The basic gist of this article is that the exercise of data modeling is just as important when using the big data and NoSQL technologies as it is when using the more traditional relational algebra based technologies.
This conclusion came after a series of experiments were performed pitting Cloudera’s Hadoop distribution against an unidentified ‘major relational database’. A suite of 5 business questions were distilled into either SQL for the relational database, or HQL for execution against Hadoop stacked with Hive. For each of the queries, for each data store, 5 experimental scenarios were explored:
- Flat Schema vs. Star Schema
- Using compressed data vs. uncompressed in Hadoop
- Indexing appropriate columns
- Partitioning the data by date
- Compare Hive/HQL/MapReduce to Cloudera Impala
Details of the experiment and intermediate results can be found in the article, but at a macro level, the results were mixed with the exception of it being clear that a flat un-modeled schema was not a scenario one should use and expect performance. As the article points out, the question is not whether one should model or not, but rather how and when.

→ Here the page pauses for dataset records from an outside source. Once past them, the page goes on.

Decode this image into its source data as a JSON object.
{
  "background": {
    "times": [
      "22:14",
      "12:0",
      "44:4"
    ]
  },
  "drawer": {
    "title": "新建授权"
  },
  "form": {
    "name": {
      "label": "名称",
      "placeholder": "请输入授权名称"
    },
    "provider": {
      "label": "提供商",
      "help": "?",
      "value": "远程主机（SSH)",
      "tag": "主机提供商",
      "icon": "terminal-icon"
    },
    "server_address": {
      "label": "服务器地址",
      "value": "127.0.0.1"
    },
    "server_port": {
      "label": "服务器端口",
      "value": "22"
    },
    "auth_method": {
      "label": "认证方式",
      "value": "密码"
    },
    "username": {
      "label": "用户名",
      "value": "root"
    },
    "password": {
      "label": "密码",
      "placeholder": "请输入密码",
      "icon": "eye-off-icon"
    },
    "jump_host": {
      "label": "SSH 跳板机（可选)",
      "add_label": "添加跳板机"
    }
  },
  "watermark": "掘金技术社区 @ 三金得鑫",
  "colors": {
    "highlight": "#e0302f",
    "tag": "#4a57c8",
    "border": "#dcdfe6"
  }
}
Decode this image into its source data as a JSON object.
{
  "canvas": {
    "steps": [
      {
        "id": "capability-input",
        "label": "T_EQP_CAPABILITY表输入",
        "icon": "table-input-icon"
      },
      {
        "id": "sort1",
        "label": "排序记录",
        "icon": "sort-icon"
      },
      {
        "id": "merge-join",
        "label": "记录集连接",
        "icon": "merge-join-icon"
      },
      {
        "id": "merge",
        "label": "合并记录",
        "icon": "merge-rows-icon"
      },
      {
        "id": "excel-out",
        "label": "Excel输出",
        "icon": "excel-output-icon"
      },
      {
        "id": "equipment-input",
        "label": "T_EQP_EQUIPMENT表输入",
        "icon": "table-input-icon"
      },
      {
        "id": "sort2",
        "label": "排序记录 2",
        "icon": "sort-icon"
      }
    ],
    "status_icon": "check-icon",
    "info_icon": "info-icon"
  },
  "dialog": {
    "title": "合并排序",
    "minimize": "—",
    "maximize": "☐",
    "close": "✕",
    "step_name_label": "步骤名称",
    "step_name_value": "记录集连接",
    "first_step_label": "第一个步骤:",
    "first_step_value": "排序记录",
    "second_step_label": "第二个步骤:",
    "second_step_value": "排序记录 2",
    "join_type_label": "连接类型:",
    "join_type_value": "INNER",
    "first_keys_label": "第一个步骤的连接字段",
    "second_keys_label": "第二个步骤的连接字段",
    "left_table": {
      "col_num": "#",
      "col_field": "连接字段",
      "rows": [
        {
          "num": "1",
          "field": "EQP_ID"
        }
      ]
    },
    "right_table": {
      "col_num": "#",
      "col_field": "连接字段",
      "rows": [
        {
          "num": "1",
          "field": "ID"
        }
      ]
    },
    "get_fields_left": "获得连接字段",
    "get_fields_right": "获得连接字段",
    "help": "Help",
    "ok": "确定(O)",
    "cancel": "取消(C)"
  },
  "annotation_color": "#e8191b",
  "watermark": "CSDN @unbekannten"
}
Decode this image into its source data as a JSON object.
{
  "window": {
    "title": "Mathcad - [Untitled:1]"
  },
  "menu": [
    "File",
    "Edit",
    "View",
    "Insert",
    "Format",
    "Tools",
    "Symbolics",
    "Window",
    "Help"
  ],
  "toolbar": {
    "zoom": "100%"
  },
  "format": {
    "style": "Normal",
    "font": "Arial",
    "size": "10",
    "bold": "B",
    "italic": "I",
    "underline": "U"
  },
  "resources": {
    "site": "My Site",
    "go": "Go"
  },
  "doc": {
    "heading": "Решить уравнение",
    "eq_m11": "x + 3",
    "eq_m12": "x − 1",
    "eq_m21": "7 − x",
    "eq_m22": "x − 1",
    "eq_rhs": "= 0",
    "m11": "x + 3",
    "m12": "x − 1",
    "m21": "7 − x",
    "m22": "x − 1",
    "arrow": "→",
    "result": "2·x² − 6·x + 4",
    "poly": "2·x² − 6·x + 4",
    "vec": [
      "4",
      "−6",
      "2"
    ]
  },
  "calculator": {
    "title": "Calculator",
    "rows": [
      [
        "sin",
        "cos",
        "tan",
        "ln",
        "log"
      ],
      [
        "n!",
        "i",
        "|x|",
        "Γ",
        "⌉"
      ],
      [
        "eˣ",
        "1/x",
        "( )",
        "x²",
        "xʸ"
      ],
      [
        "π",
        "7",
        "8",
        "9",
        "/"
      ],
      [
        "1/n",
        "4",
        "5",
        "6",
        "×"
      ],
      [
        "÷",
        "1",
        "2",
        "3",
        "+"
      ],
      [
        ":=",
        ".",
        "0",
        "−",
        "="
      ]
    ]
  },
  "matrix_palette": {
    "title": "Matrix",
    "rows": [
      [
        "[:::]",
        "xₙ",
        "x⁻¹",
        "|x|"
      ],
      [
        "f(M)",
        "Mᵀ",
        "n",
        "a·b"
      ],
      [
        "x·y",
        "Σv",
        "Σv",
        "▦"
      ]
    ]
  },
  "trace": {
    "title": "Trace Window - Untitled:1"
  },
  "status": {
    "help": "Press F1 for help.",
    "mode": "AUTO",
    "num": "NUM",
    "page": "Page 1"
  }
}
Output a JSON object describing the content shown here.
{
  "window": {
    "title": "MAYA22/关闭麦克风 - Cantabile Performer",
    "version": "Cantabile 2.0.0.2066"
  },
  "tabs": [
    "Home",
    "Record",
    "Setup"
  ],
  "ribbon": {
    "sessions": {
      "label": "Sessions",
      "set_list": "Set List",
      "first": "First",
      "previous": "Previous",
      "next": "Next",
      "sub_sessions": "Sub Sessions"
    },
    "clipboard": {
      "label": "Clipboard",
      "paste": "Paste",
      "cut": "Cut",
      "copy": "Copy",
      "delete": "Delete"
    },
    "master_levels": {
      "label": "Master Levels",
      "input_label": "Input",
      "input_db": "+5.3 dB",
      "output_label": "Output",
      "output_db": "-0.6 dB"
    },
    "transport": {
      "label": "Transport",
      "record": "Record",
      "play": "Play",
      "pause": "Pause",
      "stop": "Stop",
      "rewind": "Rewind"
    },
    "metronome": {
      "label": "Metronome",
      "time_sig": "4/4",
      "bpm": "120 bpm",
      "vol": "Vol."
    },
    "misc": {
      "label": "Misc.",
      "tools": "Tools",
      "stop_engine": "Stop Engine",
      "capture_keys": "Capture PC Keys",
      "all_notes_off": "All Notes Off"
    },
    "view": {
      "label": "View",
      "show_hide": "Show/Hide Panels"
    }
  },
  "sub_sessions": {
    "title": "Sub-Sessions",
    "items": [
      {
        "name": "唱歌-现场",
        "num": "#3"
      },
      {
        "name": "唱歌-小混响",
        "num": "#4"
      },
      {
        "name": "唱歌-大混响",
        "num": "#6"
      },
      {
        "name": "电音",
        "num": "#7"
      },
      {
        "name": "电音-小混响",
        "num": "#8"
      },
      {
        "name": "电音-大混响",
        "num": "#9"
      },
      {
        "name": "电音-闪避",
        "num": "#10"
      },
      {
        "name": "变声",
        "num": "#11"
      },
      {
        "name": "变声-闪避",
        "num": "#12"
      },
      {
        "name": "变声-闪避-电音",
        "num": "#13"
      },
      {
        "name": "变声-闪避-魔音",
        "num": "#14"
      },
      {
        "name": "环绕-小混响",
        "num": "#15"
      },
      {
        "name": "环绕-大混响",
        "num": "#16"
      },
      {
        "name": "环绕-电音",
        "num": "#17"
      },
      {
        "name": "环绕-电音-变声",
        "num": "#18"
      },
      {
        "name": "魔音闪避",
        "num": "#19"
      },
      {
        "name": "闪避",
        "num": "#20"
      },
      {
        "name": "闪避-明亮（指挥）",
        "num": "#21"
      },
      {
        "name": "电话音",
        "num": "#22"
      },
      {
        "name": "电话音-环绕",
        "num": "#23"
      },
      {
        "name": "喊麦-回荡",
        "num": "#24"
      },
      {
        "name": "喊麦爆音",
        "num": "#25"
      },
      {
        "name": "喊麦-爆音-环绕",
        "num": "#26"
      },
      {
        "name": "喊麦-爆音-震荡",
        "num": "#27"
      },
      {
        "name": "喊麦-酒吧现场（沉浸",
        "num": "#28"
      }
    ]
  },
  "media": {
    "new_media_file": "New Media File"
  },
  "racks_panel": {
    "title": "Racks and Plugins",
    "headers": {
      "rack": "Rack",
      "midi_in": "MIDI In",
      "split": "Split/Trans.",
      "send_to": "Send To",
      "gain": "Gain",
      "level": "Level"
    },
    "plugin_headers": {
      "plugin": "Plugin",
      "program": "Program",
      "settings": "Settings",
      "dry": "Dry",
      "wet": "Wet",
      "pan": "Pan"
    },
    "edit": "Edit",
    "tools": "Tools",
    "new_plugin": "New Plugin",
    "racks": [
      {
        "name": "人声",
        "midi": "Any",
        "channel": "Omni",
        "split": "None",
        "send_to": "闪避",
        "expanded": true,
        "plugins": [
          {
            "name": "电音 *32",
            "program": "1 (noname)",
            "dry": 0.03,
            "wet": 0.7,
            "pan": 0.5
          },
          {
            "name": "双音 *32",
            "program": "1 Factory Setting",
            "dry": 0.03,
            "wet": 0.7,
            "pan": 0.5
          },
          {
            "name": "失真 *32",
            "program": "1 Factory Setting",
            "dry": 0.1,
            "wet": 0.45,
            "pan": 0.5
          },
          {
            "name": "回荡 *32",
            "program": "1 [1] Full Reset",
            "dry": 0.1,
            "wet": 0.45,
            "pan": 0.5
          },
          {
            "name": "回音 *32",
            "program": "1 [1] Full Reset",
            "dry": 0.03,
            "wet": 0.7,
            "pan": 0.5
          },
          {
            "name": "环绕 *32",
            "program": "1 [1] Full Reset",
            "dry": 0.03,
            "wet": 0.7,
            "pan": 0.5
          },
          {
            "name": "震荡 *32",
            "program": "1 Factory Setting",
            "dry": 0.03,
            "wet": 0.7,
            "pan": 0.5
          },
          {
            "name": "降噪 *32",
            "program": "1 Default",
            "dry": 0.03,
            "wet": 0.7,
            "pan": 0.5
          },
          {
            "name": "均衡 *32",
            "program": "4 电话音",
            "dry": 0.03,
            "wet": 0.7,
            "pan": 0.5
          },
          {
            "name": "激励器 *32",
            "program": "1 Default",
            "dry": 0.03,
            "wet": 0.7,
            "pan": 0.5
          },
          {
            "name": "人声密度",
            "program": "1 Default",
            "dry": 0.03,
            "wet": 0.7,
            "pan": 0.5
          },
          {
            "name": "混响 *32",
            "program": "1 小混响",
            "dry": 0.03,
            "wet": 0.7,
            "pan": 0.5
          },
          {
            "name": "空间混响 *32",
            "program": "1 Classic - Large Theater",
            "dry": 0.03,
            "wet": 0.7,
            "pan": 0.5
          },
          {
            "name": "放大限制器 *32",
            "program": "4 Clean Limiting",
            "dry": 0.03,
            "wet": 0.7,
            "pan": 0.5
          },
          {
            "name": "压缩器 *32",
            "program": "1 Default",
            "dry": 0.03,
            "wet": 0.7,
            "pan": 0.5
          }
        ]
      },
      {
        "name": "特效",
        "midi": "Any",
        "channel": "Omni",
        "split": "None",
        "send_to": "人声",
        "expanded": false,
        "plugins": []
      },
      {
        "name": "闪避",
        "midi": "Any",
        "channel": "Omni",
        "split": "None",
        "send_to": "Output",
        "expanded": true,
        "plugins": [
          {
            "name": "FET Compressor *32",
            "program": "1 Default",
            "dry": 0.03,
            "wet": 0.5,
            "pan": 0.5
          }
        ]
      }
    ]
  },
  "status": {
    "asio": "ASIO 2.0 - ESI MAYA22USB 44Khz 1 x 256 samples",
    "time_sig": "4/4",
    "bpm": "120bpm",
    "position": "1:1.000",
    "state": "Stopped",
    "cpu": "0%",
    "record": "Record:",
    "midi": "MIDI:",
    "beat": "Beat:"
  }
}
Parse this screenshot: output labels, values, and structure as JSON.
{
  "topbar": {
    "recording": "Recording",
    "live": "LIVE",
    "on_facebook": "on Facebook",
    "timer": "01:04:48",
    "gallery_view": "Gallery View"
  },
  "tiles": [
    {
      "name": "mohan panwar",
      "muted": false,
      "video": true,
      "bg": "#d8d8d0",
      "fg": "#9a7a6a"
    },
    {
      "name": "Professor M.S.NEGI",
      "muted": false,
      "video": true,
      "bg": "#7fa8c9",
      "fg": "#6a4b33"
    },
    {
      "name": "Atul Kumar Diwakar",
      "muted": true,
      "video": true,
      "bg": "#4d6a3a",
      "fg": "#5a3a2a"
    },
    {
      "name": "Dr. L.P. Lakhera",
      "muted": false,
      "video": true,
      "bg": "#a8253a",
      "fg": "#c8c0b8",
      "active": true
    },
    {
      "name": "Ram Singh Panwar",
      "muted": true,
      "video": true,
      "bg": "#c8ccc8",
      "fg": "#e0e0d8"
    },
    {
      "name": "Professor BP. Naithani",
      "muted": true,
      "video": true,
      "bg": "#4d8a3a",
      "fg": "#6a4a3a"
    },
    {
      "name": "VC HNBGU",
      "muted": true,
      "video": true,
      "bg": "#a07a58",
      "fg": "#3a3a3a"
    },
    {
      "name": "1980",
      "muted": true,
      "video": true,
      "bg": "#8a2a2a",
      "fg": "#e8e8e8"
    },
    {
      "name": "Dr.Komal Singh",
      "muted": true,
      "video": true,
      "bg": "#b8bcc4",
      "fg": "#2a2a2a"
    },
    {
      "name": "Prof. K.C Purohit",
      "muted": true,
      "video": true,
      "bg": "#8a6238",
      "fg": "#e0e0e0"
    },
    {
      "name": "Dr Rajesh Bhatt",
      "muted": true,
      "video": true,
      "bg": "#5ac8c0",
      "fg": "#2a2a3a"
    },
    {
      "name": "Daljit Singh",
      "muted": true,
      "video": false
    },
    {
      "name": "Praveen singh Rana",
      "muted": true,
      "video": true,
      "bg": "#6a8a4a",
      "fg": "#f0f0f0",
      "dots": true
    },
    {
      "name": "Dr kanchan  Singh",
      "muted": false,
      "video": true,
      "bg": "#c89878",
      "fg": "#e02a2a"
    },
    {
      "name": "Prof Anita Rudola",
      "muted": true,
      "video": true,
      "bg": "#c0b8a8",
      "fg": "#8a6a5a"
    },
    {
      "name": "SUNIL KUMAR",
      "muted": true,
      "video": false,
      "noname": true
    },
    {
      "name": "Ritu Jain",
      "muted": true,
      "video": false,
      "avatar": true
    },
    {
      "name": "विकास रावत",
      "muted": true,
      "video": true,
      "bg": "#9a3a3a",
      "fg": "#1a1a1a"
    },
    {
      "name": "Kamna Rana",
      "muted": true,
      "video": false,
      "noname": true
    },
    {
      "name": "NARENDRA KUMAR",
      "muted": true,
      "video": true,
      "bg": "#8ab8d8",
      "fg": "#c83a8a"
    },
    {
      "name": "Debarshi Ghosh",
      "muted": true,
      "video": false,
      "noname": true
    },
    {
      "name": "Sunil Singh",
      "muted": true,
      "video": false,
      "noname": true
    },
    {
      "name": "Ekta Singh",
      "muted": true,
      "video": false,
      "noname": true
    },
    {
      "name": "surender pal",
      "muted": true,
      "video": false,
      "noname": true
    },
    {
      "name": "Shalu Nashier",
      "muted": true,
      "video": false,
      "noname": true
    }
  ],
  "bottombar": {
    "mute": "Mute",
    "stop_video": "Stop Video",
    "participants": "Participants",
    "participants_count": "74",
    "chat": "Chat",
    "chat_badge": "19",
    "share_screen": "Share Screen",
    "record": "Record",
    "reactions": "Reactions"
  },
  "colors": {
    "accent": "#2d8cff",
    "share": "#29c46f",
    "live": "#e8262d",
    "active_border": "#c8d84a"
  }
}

Tamara Dull, Director of Emerging Technologies, SAS Best Practices wrote the following at SAS’ “The Data Roundtable” blog:
It was refreshing to see that the RDBMS skills some of us have developed over the years still apply with these new big data technologies. And while discussions of late binding (i.e., applying structure to the data at query time, not load time) work their way down our corporate hallways, we are reminded once again that “it depends” is a far more honest and accurate answer than it’s been given credit for in the past.
To model or not to model is no longer the question. How and when to model is.